The Queen's House is home to a rich collection of contemporary artwork on free display. These artists have responded to contemporary concerns of nationhood, migration, tradition, and life at sea in their own unique and diverse ways.
Kovats' Sea Mark is composed of panels of glazed ceramic tiles that together suggest a seascape. Her work reflects a preoccupation with the natural world as a site of encounter and transformation. Set in juxtaposition with 17th century blue and white Delfware, Sea Mark suggests the ways in which Kovats uses traditional art historical genres and media in order to raise concerns about humanity's increasingly troubled relationship with our natural suroundings.

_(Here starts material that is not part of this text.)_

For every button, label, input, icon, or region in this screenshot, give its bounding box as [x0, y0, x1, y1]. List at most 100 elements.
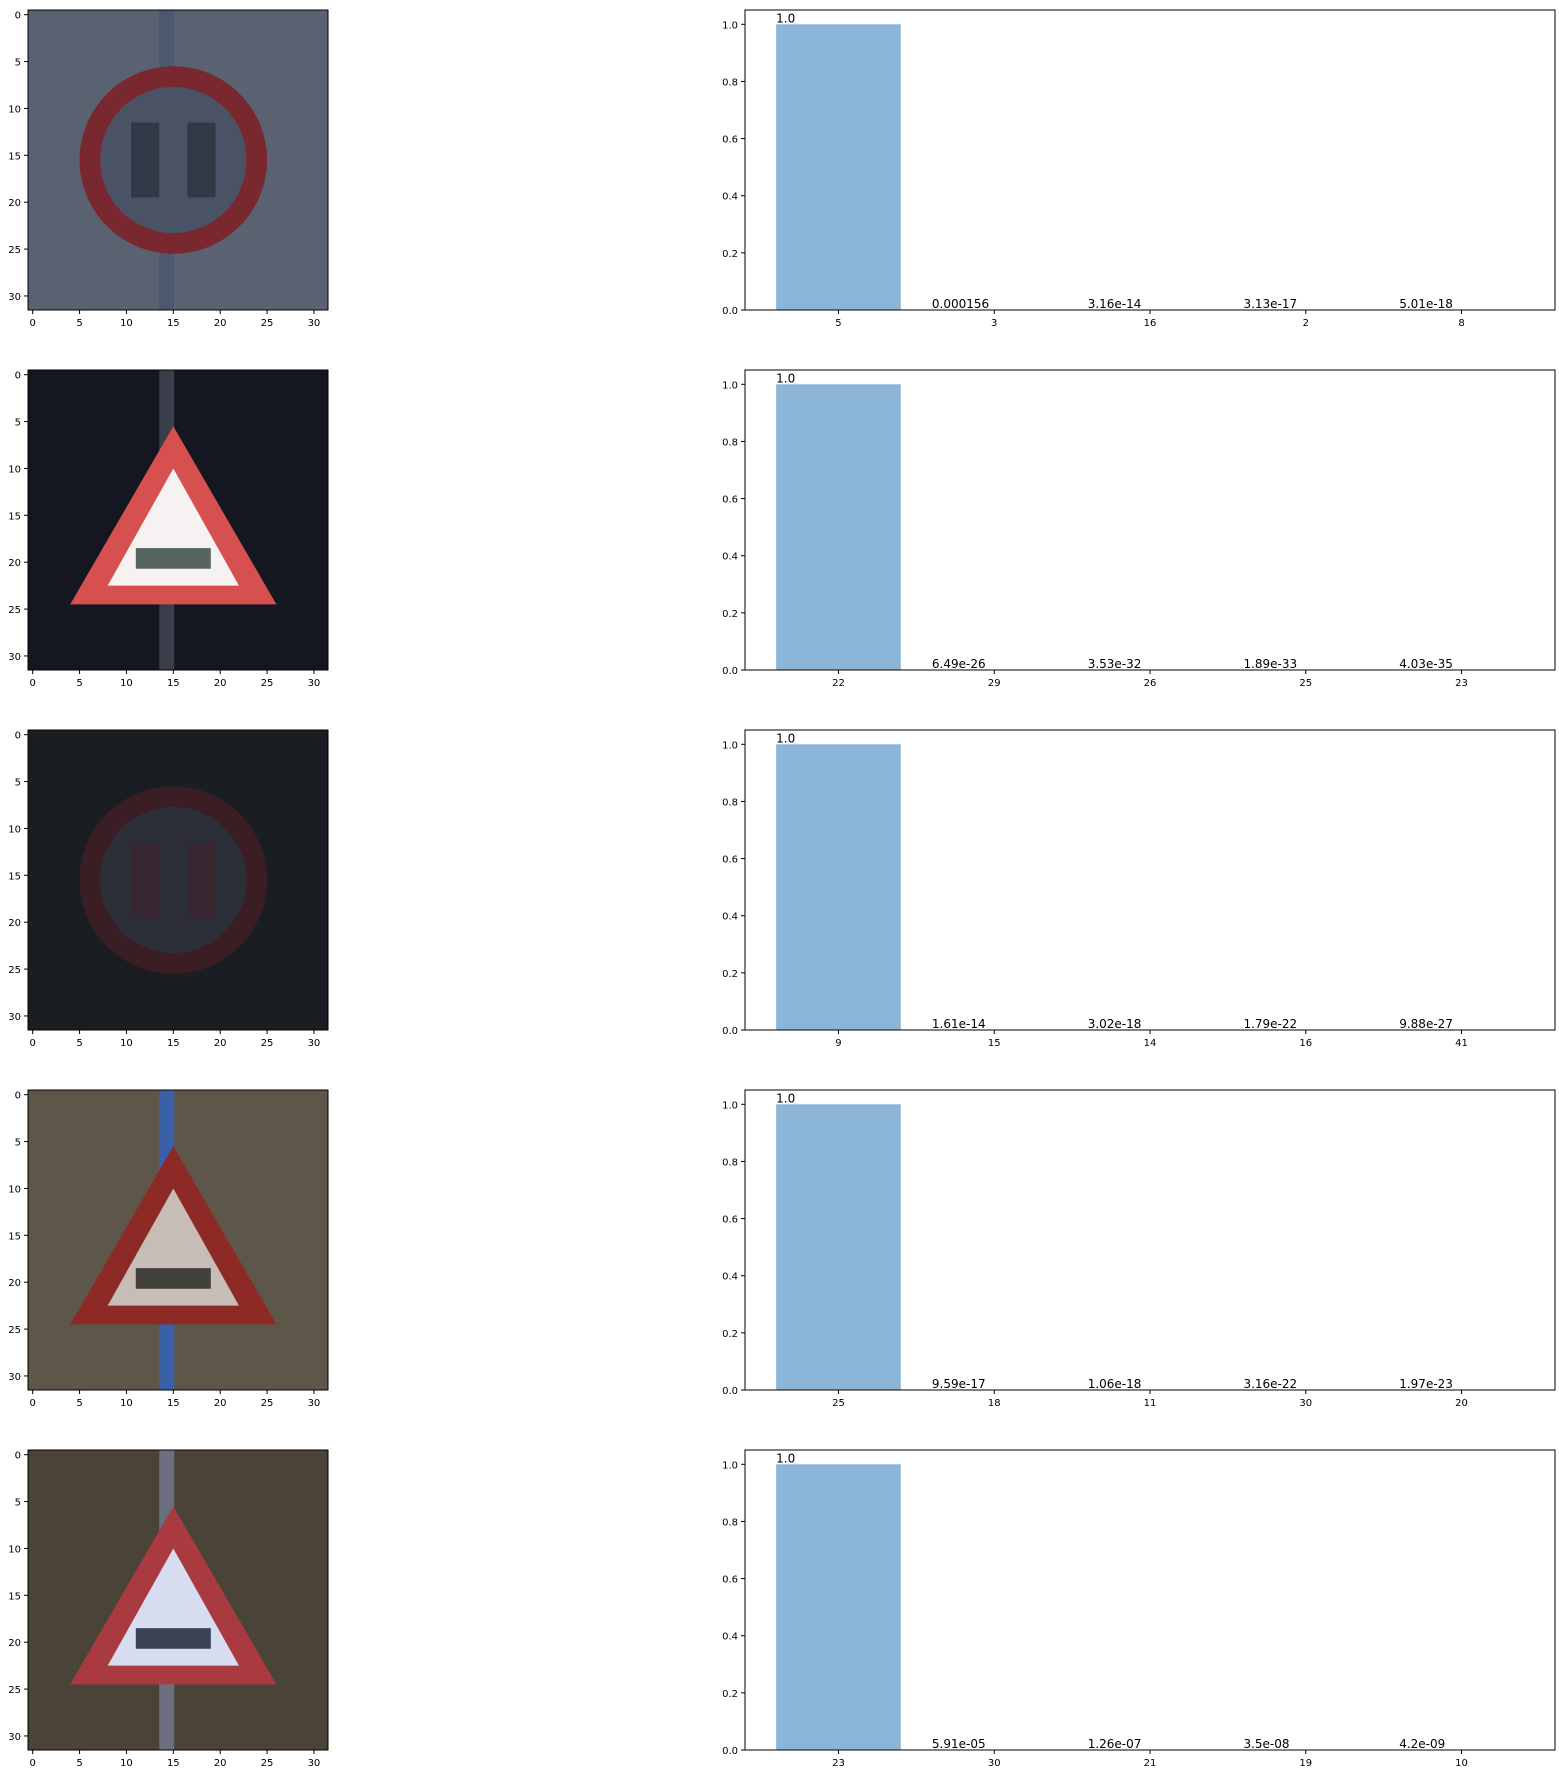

Symington is a member of the Royal Society of Sculptors whose work focuses on representing overlooked or marginalized historical figures. Her sculpture of Olaudah Equiano, an important figure in the abolition movement, is set in dialogue with 18th-century naval portraits to explore notions of heroism, then and now. Visit the artist's homepage
Ship of Fools will be part of a new exhibition at the Box in Plymouth. It will return in Spring 2021.
Kehinde Wiley's Ship of Fools makes visible not only the problems that confront contemporary migrants, but also the invisible legacies that informed maritime history and indeed the genre of marine painting.
Bettina von Zwehl
Bettina von Zwehl is an important contemporary artist whose practice focuses on portraiture. As part of the Museum’s NHLF-funded Armada Portrait Activity Plan, the artists made a series of portraits of local young women in the style of sixteenth century portrait miniatures, drawing upon the visual legacy of portraits of Elizabeth I as a young woman.
Faisal Abdu’Allah’s work negotiates cultural displacement within the Black British community, examining erasure and absence. He worked with the Museum collections in 2001 and became particularly interested in how artists helped secure the status of men involved in expanding global trade and colonial empires.